まず、THE LINKPILLAR1 SOUTH周辺では、下りエスカレーター横のウォーターウォールのアッパー照明や、施設1階の庇のライン照明など、進行方向に向いている人たちの目へ眩しさを感じさせる照明が犯罪者となりました。

その後、NORTHへ。1Fロビーは、木質の天井とタイル壁を中心とした無機質さが混在しながらも、それぞれ照明の色温度を変え、落ち着きと上質感を与えるとともに、視認性と機能性を確保することで、店舗棟であるNORTHとオフィス棟であるSOUTHをつなぐ共用ロビーとしての役割を果たしていました。

28F-29Fのレストランフロアは全体的に暗い印象でしたが、「来訪者にとって魅力的と感じる空間になっている」、「この暗さを事業主に納得させたことはすごい」と、メンバーには高評価でした。

MoN Takanawaは、他の低層部と調和するように外部の照明が暖色なのに対し、内部が白色なため、全体としての統一感を阻害しているという意見も。外部のテナントが入っているわけではないので、もう少し統一できたのではないかと思うとのことでした。

今回は学生の参加者も多く、これから設計に携わる学生、現在設計に携わっているかた、この街の開発者のかたが同じ班となりました。設計の実務者や開発者にとっては若者の新鮮な感性に触れる機会となり、学生にとってはプロの専門的な知見や開発の意図を直接学ぶ場となりました。
高輪の各街区の高層部の照明デザインは、海の上につくられた街として、海に停泊していたであろう帆船に見立てられているそう。これからできる2棟を含め、6棟の高層部が統一感を持っており、他にはない事例として英雄となりました。(金山聡美)

■2班
2班は、LINKPILLAR 1 NORTHから街歩き開始。エントランスの「暗さ」に感動を覚えながら中に入ると、壁面上部に設けられた間接照明によって空間全体がやわらかく包み込まれるように照らされており、最初から心をつかまれるような印象を受けました。

壁面上部の間接照明で間全体をやわらかく包み込む照明
暗さが導線を作っている

28階に上がると屋上庭園があり、道しるべの役割を果たす照明や石を美しく照らし上げる照明が配置されていました。多様な草木が点在する中で、照明は草木を照らすだけでなく、さまざまな照明手法によって視線の移ろいを生み出し、空間そのものを楽しませる大きな役割を果たしていました。しかし、下をのぞいてみると、投光器によってまぶしく看板が照らされており、とても残念に感じました。
屋上庭園を出てレストランエリアに入ると、「暗さが導線をつくる」ことで店舗との境界線を生み出していることに驚かされました。
29階では、行きは壁面照明のみで照度が確保されており、意匠性が高く素晴らしいと感じましたが、振り返ると、先ほどまで美しく見えていた照明が目に刺さり、行きと帰りで表情が変わる照明を発見しました。

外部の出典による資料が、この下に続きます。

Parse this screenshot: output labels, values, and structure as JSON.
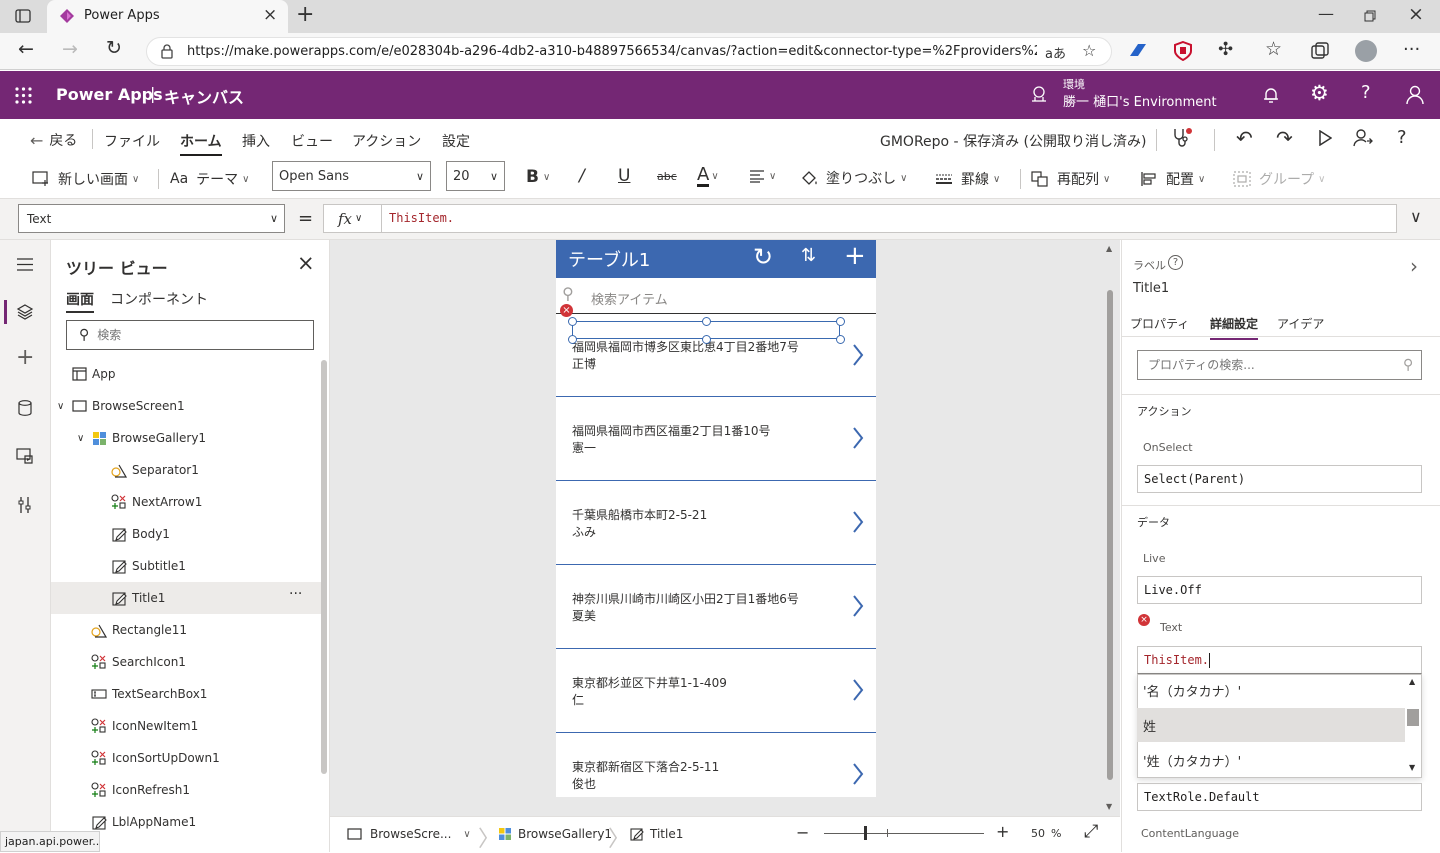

MoN Takanawaに向かって歩き出すと、左側は半分だけ、右側は360度照らされている、照明によってバランスが取れていない2つの植栽柱がありました。これは満場一致で犯罪者となりました。 MoN Takanawaでは、壁面にスカラップが出ていたり、屋上庭園の色温度が統一されていなかったりと、照明計画の大切さを身に染みて感じながら建物を出ました。少し引いた位置から外観を見ると、演出照明によって建物全体にリズムが生まれており、まるで建物が呼吸して生きているように見えました。

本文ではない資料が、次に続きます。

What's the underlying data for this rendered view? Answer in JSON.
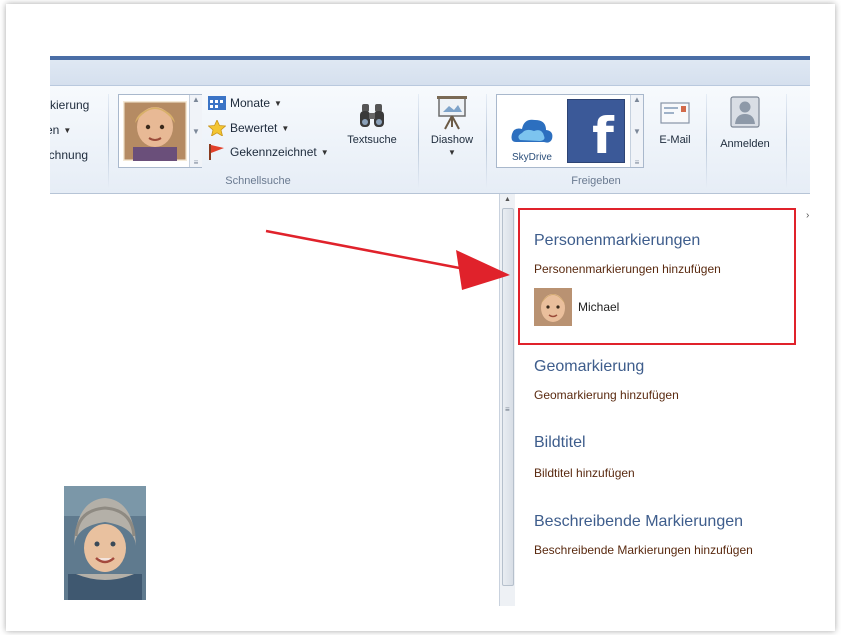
{
  "ribbon": {
    "left_partial_items": [
      "rkierung",
      "en",
      "ichnung"
    ],
    "schnellsuche": {
      "group_label": "Schnellsuche",
      "items": [
        {
          "label": "Monate",
          "icon": "calendar-icon"
        },
        {
          "label": "Bewertet",
          "icon": "star-icon"
        },
        {
          "label": "Gekennzeichnet",
          "icon": "flag-icon"
        }
      ],
      "textsuche_label": "Textsuche"
    },
    "diashow_label": "Diashow",
    "freigeben": {
      "group_label": "Freigeben",
      "skydrive_label": "SkyDrive",
      "email_label": "E-Mail"
    },
    "anmelden_label": "Anmelden"
  },
  "info_pane": {
    "sections": [
      {
        "title": "Personenmarkierungen",
        "link": "Personenmarkierungen hinzufügen",
        "person": "Michael"
      },
      {
        "title": "Geomarkierung",
        "link": "Geomarkierung hinzufügen"
      },
      {
        "title": "Bildtitel",
        "link": "Bildtitel hinzufügen"
      },
      {
        "title": "Beschreibende Markierungen",
        "link": "Beschreibende Markierungen hinzufügen"
      }
    ]
  },
  "colors": {
    "annotation_red": "#e0222b",
    "section_title": "#3e5d8c",
    "link_text": "#5a2a10"
  }
}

今回の街歩きには学生も多く参加しており、面出団長といつも以上にさまざまな意見が飛び交う、楽しい街歩きとなりました。(小谷弥)

■3班
街歩きのルートは3つの班でほぼ同じなので、3班が発見した光の英雄と犯罪者で意見が二分したものを3つ紹介します。

暗さに挑戦しているが、足元が真っ暗で怖いという意見も

まず一番の議論になったのは、屋上庭園の暗さ。照明は植栽を照らすアップライトのみで足元は暗い。お籠り感がありいい雰囲気ではあるものの、階段の段差が見えづらかったり、奥に進むのが怖かったりと意見が分かれました。

2つめは、食品を販売しているエリアの天井照明。販売しているオリーブオイルや野菜などの商品の状態がよくわかる白い光なので英雄だという意見がある反面、黒子に徹するべき照明器具の存在が大きく、設置位置も低いので圧迫感がありすぎるという意見も聞かれました。

3つ目はMoN Takanawaの外観照明。煌々と建築を照らすのではなく、控え目な光が美しいという高評価もありましたが、中からの漏れ光と色温度に差があり、違和感があるという意見も聞かれました。
見るところが盛りだくさんの高輪ゲートウェイシティを90分で見るというタイトスケジュールだったため、駆け足の街歩きとなりましたが、発見が多い街歩きでした。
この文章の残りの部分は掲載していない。